I should step back for a moment. Switters isn’t really an invalid. He’s the victim of a Kandakandero curse placed on him as payment for a drug-induced enlightening experience at the hands of a man whose head is precisely the shape of a pyramid. If he there isn’t air between his feet and the ground, he will die. His methods for getting around this particular mobility impairment, not to mention his explanation to his boss at the CIA, are reason enough to read the book. His travels (mostly from two inches above the ground) take him to Peru with his elitist computer-hacker grandmother’s parrot (quite tasty!), to California to try to get into a young girl’s pants while studying the Fatima prophecies, to Syria first for covert business activities from his wheelchair across desert sands and then for explorations of convent life with some renegade nuns who throw off their habits into a fire beneath his window, and finally to the Vatican while dressed in full nun’s regalia. Who could resist the insanity that Tom Robbins makes into truth? (Hmm… now I understand Grandpa’s philosophical pro-wrestling analysis. I like it. I like it very very much.)
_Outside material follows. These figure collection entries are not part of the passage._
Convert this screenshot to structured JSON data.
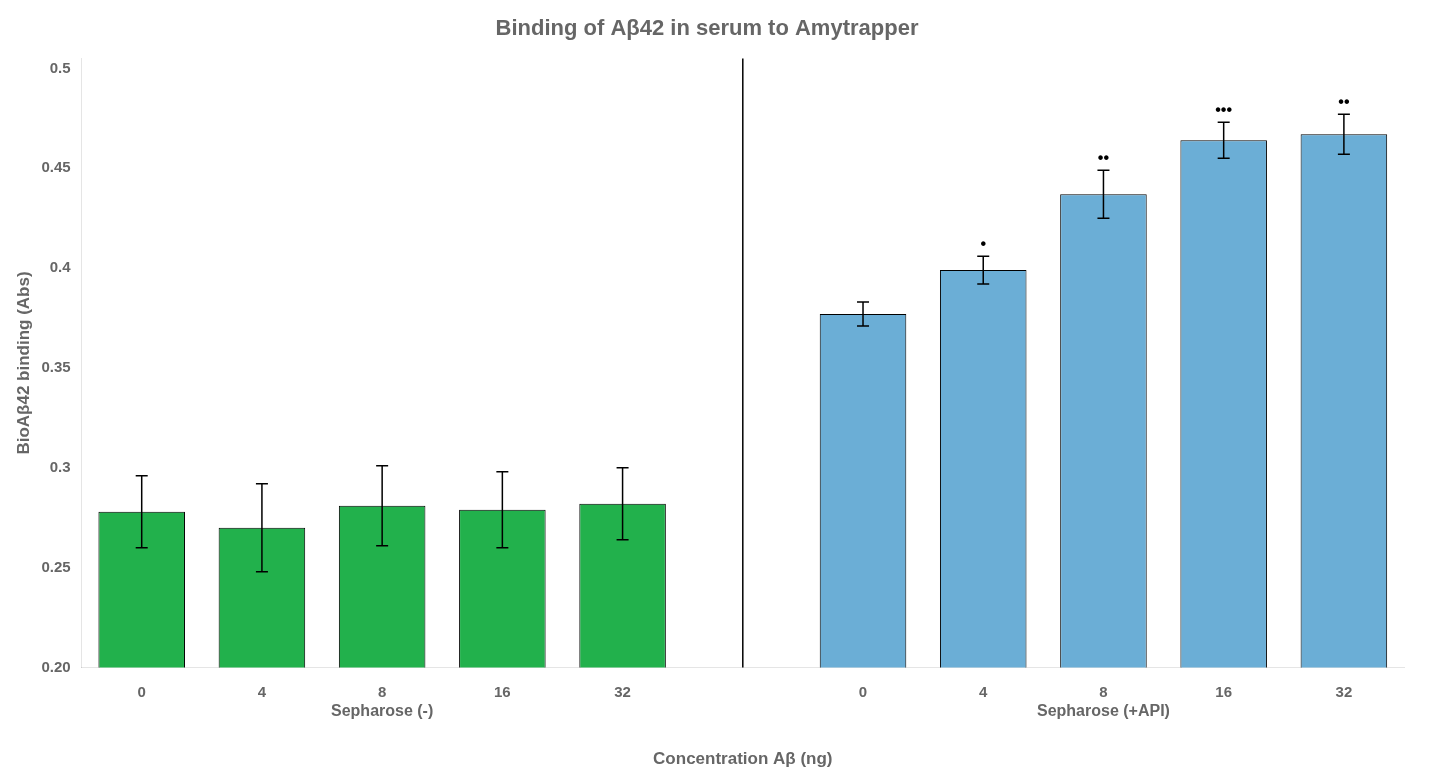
{
  "chart_data": {
    "type": "bar",
    "title": "Binding of Aβ42 in serum to Amytrapper",
    "xlabel": "Concentration Aβ (ng)",
    "ylabel": "BioAβ42 binding (Abs)",
    "categories": [
      "0",
      "4",
      "8",
      "16",
      "32"
    ],
    "series": [
      {
        "name": "Sepharose (-)",
        "color": "#22b14c",
        "values": [
          0.278,
          0.27,
          0.281,
          0.279,
          0.282
        ],
        "errors": [
          0.018,
          0.022,
          0.02,
          0.019,
          0.018
        ]
      },
      {
        "name": "Sepharose (+API)",
        "color": "#6baed6",
        "values": [
          0.377,
          0.399,
          0.437,
          0.464,
          0.467
        ],
        "errors": [
          0.006,
          0.007,
          0.012,
          0.009,
          0.01
        ],
        "significance": [
          null,
          "•",
          "••",
          "•••",
          "••"
        ]
      }
    ],
    "ylim": [
      0.2,
      0.505
    ],
    "yticks": [
      {
        "value": 0.2,
        "label": "0.20"
      },
      0.25,
      0.3,
      0.35,
      0.4,
      0.45,
      0.5
    ],
    "grid": false
  }
}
Fierce Invalids is certainly not the best book in the Tom Robbins’ collection, but it IS excellent nonetheless. With his forceful flaunting of opposites, Switters is a character worthy of this book’s 432 pages. If you share my taste for the absurd, you should read Tom Robbins…everything by Tom Robbins. Especially this book. But PLEASE, for the love of God and dark chocolate, don’t read one of his four newer books before you’re read at least one of the first three (Another Roadside Attraction, Even Cowgirls Get the Blues, Still Life with Woodpecker) and preferably all of them. You need to understand the absurdity and spirituality that IS Tom Robbins before you can accept the “throw ‘em in the water and make ‘em swim” approach that he’s adopted since the 80’s. Heed my warning. I cannot be held responsible for your grim fate if you dare to step directly on the ground.